The Manti House Inn had seven guest rooms, each with its own bathroom, all on the second floor. The Van Tassells turned one guest suite into Sonny’s bedroom and bathroom and another into a bedroom, bathroom and study room for Mercy.

They converted another of the suites into a guest room for their married children when they visit, one into a playroom for grandchildren and combined two of them into a master bedroom suite. They also put in a laundry room and converted a couple of bathrooms they didn’t need into closets or storage areas.

With all of the space assigned, one of the biggest jobs was painting and texturing. “It was huge,” Tari says. “Wallpaper had to come down, texturing had to go up.
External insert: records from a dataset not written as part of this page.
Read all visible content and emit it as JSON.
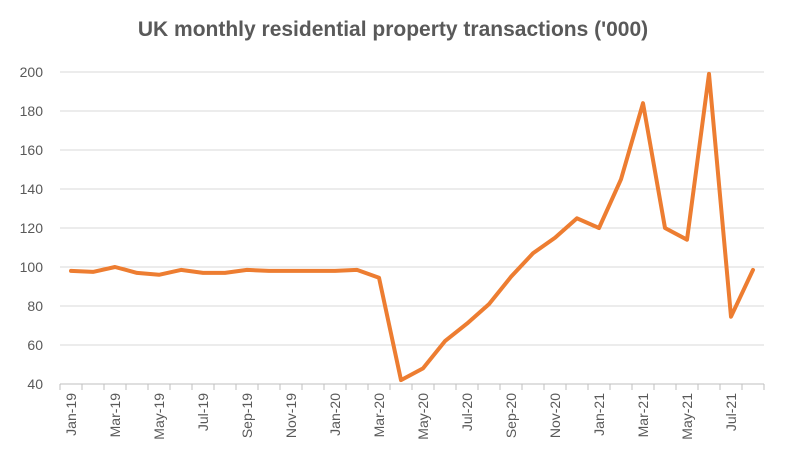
{
  "chart_data": {
    "type": "line",
    "title": "UK monthly residential property transactions ('000)",
    "xlabel": "",
    "ylabel": "",
    "ylim": [
      40,
      200
    ],
    "yticks": [
      40,
      60,
      80,
      100,
      120,
      140,
      160,
      180,
      200
    ],
    "grid": true,
    "legend": "none",
    "x": [
      "Jan-19",
      "Feb-19",
      "Mar-19",
      "Apr-19",
      "May-19",
      "Jun-19",
      "Jul-19",
      "Aug-19",
      "Sep-19",
      "Oct-19",
      "Nov-19",
      "Dec-19",
      "Jan-20",
      "Feb-20",
      "Mar-20",
      "Apr-20",
      "May-20",
      "Jun-20",
      "Jul-20",
      "Aug-20",
      "Sep-20",
      "Oct-20",
      "Nov-20",
      "Dec-20",
      "Jan-21",
      "Feb-21",
      "Mar-21",
      "Apr-21",
      "May-21",
      "Jun-21",
      "Jul-21",
      "Aug-21"
    ],
    "x_tick_labels": [
      "Jan-19",
      "Mar-19",
      "May-19",
      "Jul-19",
      "Sep-19",
      "Nov-19",
      "Jan-20",
      "Mar-20",
      "May-20",
      "Jul-20",
      "Sep-20",
      "Nov-20",
      "Jan-21",
      "Mar-21",
      "May-21",
      "Jul-21"
    ],
    "series": [
      {
        "values": [
          98,
          97.5,
          100,
          97,
          96,
          98.5,
          97,
          97,
          98.5,
          98,
          98,
          98,
          98,
          98.5,
          94.5,
          42,
          48,
          62,
          71,
          81,
          95,
          107,
          115,
          125,
          120,
          145,
          184,
          120,
          114,
          199,
          74.5,
          98.5
        ]
      }
    ],
    "colors": {
      "line": "#ED7D31",
      "grid": "#D9D9D9",
      "axis": "#BFBFBF",
      "text": "#595959"
    }
  }
}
There was so much caulking and repair of walls.” Painters were on site for nine weeks.

One of the trademarks of the Manti House Inn was the huge gazebo in the back yard. That’s where the inn staged many guest events. The Van Tassells painted the exterior walls of the gazebo the same color as the outside of the house and made the structure an outdoor living area.

As the house was being restored, passersby noticed workers re-grouting the oolite stone on the exterior, which made the individual stones stand out. “It’s not all done,” Tari says. “Next year, we’ll finish the rest of it.”

Then the Van Tassells built a three-vehicle garage in the style of a 19th Century barn on the west end of the property. They even put in a home gym in part of the garage. They re-seeded the lawn and put up white vinyl fence. The result is a property oozing with authenticity and charm.

One of the early workerson the project was Clay Gee, the Van Tassell’s neighbor and friend from Mapleton and an electrician. He drove in from Utah County every work day for eight weeks. Then, unexpectedly, about a week after he finished, he died of pancreatic cancer he hadn’t known he had. It was as if the Manti House had been his final calling in life.

Tari says that incident, along with “small little tender mercies all the way helped us know we made the right decision” in moving from Utah County to Sanpete County, and buying and restoring the historic inn.